Firefox ready to block certificate authority that threatened Web security | Ars Technica (http://arstechnica.com/security/2016/09/firefox-ready-to-block-certificate-authority-that-threatened-web-security/)

The whole episode just made me want to skip taking the chance and just spend the $70 or whatever it costs from my host now.

Darcie-amber
06-19-2017, 09:46 AM
Google wants everything on the web to be travelling over a secure channel.
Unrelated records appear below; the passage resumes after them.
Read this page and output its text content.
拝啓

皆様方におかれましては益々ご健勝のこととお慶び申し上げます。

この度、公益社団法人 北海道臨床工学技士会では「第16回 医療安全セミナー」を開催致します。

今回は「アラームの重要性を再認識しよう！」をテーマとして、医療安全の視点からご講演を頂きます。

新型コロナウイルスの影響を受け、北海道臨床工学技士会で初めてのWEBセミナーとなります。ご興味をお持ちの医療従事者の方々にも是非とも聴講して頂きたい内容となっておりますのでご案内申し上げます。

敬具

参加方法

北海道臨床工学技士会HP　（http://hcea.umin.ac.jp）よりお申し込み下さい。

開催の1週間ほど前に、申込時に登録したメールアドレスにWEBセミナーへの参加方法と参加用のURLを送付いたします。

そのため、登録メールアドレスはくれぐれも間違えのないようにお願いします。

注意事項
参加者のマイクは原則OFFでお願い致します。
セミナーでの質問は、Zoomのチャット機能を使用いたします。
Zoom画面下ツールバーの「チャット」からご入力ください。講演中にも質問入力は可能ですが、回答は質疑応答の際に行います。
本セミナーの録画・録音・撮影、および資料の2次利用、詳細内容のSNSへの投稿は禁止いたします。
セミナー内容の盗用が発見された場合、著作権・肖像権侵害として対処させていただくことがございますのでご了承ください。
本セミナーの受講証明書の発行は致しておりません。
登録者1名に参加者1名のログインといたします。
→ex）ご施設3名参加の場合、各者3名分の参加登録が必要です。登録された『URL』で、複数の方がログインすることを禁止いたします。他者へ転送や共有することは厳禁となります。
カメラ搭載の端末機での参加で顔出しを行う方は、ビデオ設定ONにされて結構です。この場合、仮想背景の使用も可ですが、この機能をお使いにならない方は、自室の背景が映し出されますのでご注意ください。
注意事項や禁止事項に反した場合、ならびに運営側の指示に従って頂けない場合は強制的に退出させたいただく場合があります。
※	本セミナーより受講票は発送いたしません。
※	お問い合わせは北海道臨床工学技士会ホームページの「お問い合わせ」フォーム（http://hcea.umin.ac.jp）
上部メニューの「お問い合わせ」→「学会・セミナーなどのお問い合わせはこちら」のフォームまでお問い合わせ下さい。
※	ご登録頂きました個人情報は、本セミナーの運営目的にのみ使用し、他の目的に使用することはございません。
That's why in the future your Chrome browser will flag unencrypted websites as insecure, displaying a red "x" over a padlock in the URL bar.
Not bad at all. Thanks for managing to keep some of us in check. I read a lot of general news but sometimes you really can't keep up with everything that is happening! :)

DianJohnson
06-02-2018, 06:33 AM
I concur. What's more, they've been transmitting for two or three years now that they give some weight to secure locales over non secure destinations. Since we don't get the greater part of the data about how they decide position, it's not out of line to feel that it will turn out to be considerably more essential in your SEO paving the way to the full 2017 execution.

jeffscott
06-07-2018, 05:15 AM
Its already stated on the search results whether your site is secured or not.